The indictment of a prime minister on war crimes charges hardly seems like good news, but for troubled and bloodied Kosovo, that's what it is, or at least should be. When Ramush Haradinaj, who had been prime minister of the provincial government for only about three months, resigned yesterday after being informed of his indictment by the International Criminal Tribunal for the Former Yugoslavia, it gave Kosovo's ethnic Albanians a new chance to show they deserve independence.
Choosing Mr. Haradinaj in the first place was one of several distressing signs that the Kosovo Albanians were not yet ready for running their own country, which would require them to guarantee the rights and security of the Serb minority. Less than a year ago, ethnic Albanians went on a rampage that left 19 Serbs dead and 900 wounded.
Mr.

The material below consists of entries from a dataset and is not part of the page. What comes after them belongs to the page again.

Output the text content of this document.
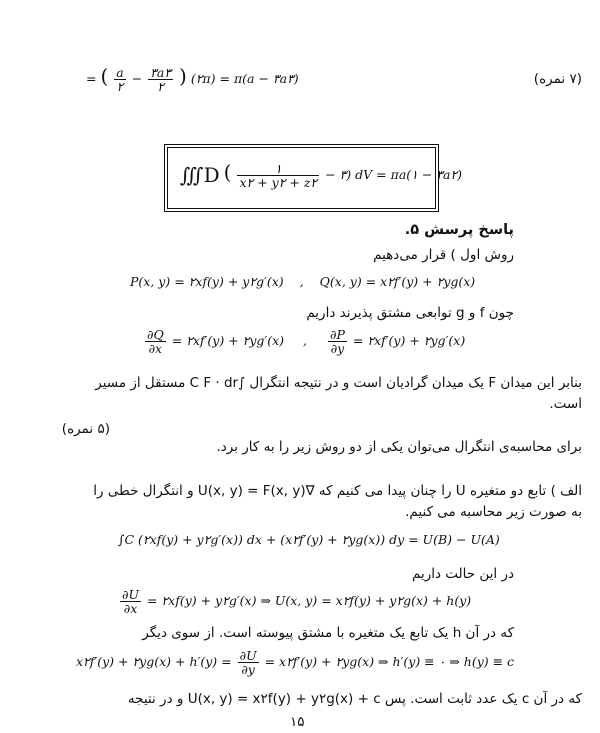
= ( $\frac{a}{۲} - \frac{۳a۳}{۲}$ ) (۲π) = π(a − ۳a۳)	(۷ نمره)
∭D ( $\frac{۱}{x۲ + y۲ + z۲}$ − ۳) dV = πa(۱ − ۳a۲)
پاسخ پرسش ۵.
روش اول ) قرار می‌دهیم
P(x, y) = ۲xf(y) + y۲g′(x) , Q(x, y) = x۲f′(y) + ۲yg(x)
چون f و g توابعی مشتق پذیرند داریم
$\frac{\partial Q}{\partial x}$ = ۲xf′(y) + ۲yg′(x) , $\frac{\partial P}{\partial y}$ = ۲xf′(y) + ۲yg′(x)
بنابر این میدان F یک میدان گرادیان است و در نتیجه انتگرال ∫C F · dr مستقل از مسیر
است.
(۵ نمره)
برای محاسبه‌ی انتگرال می‌توان یکی از دو روش زیر را به کار برد.
الف ) تابع دو متغیره U را چنان پیدا می کنیم که ∇U(x, y) = F(x, y) و انتگرال خطی را
به صورت زیر محاسبه می کنیم.
∫C (۲xf(y) + y۲g′(x)) dx + (x۲f′(y) + ۲yg(x)) dy = U(B) − U(A)
در این حالت داریم
$\frac{\partial U}{\partial x}$ = ۲xf(y) + y۲g′(x) ⇒ U(x, y) = x۲f(y) + y۲g(x) + h(y)
که در آن h یک تابع یک متغیره با مشتق پیوسته است. از سوی دیگر
x۲f′(y) + ۲yg(x) + $h'(y) = \frac{\partial U}{\partial y}$ = x۲f′(y) + ۲yg(x) ⇒ h′(y) ≡ ۰ ⇒ h(y) ≡ c
که در آن c یک عدد ثابت است. پس U(x, y) = x۲f(y) + y۲g(x) + c و در نتیجه
۱۵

Haradinaj has been accused by the Serbs of committing atrocities in the Decani region of western Kosovo when he was a commander there of the Kosovo Liberation Army, the guerrilla army that battled Serb forces in the late 1990's. He has denied any wrongdoing, but K.L.A. fighters were reported to be responsible for killing Serbs and ethnic Albanians suspected of collaborating with Serb rule.
An international review this summer is supposed to determine whether Kosovo has met the standards of governance and interethnic harmony that would justify granting it independence under a timetable set by the Security Council. It's been clear lately that Kosovo's leaders have failed the test. But the Kosovo Albanians could take a big step toward countering that impression by choosing a new prime minister who is not tainted by his actions during the battles with the Serbs and who could serve as a moderating, uniting influence in the divided province.